第1章 愛を歌おう
怒ってる。
いや、怒ってる訳じゃないか。
静かに機嫌が悪い。
普段と変わらないようにしてるみたいだけど、絶対機嫌悪い。
理由は・・・・・・・さっきの?
まさか、マジであれ?
ウソだろー?
あんなことで??
機嫌悪くなっちゃうワケ???
―――マジか(苦笑)
ものすごく久しぶりに会えた。
もう、本当に本当に久しぶりに。
軽く1か月半くらい空いた。
それは彼の仕事のせいだけじゃなく、私の都合も合わなくて、結果これだけ空いてしまったんだけど。

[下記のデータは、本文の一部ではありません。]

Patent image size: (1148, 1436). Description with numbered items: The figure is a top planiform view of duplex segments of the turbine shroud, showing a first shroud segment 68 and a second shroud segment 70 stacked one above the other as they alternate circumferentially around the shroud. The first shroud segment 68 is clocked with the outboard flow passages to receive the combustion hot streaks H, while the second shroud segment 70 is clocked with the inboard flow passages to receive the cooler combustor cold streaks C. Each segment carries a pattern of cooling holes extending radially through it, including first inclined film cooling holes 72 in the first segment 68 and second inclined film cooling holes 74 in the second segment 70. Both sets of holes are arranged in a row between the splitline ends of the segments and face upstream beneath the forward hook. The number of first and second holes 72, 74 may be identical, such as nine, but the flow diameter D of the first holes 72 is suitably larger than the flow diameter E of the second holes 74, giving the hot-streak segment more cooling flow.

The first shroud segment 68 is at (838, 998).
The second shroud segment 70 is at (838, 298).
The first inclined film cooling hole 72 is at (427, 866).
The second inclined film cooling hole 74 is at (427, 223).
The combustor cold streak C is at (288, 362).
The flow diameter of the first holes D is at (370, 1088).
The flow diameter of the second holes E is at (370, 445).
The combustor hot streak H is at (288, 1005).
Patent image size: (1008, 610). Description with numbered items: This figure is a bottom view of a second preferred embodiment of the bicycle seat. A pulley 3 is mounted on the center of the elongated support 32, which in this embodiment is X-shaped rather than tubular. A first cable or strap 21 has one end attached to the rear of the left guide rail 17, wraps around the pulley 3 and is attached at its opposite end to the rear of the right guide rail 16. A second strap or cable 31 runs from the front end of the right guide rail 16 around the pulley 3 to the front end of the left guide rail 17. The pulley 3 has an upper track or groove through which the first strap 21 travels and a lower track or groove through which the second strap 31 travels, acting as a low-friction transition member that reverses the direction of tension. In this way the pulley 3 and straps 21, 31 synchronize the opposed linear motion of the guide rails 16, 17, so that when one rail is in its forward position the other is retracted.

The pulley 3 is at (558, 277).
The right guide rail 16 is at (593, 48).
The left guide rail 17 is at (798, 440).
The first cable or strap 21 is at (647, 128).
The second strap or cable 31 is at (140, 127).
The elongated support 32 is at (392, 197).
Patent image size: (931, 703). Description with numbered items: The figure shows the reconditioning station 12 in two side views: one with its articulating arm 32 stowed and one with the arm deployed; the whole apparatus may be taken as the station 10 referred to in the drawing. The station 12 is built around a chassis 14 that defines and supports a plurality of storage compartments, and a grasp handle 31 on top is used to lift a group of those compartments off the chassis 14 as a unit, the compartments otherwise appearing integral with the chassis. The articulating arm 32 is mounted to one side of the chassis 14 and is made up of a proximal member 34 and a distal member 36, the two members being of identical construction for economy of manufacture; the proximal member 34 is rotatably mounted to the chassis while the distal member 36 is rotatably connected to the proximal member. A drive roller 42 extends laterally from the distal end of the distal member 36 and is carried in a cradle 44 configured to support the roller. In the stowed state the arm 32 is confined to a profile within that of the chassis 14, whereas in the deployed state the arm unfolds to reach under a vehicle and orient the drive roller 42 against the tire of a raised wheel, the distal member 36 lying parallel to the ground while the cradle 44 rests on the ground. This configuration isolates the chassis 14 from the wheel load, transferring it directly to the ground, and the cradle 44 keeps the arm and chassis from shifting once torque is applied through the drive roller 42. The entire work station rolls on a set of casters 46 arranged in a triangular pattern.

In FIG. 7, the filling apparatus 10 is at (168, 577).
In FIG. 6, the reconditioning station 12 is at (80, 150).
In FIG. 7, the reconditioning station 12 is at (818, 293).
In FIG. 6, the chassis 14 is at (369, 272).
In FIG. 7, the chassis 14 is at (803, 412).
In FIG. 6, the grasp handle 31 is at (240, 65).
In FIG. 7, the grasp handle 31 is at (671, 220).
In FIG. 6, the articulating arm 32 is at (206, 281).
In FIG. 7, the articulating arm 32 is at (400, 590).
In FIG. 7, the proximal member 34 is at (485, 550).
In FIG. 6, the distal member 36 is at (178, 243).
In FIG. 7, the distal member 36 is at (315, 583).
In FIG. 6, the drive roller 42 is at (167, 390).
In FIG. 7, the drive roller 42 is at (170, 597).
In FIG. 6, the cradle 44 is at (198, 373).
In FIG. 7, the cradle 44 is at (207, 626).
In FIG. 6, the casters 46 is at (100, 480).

クリスマスだって、仮にお互い時間が空いてたとしても会えるわけはなかったし。
彼の誕生日だって、向こうが仕事だったし。
そういう日に何が何でも一緒にいたい、って思うようなタイプでもないから、そのこと自体に不満がある訳じゃないんだけど。
でも。
ずっと会いたかったから。
クリスマスとか、誕生日とか、そんなの関係なく。
ただ会いたかったから。
直に触れたかったから。
電話やメールだけでなくって。
だから、つい口にしちゃったんだよね。
「手、ちょっとだけ繋いでもいい?」
って。
外で絶対の絶対にそういうことしないし、したくない人ってのは重々承知してるよ。
でも、「ちょっとだけ」って付けたよ?
ほんの一瞬だけでよかったのに。
あの時、何だかその手に触れたいな、って思ったから。
なのにさ。
「無理。」
って。
どうよ?それ。
怒るというよりも、ひたすら悲しい。
それで気が塞いでると思われるのも癪だから、何でもないフリしてるけど。
大人げないのは分かってるけど。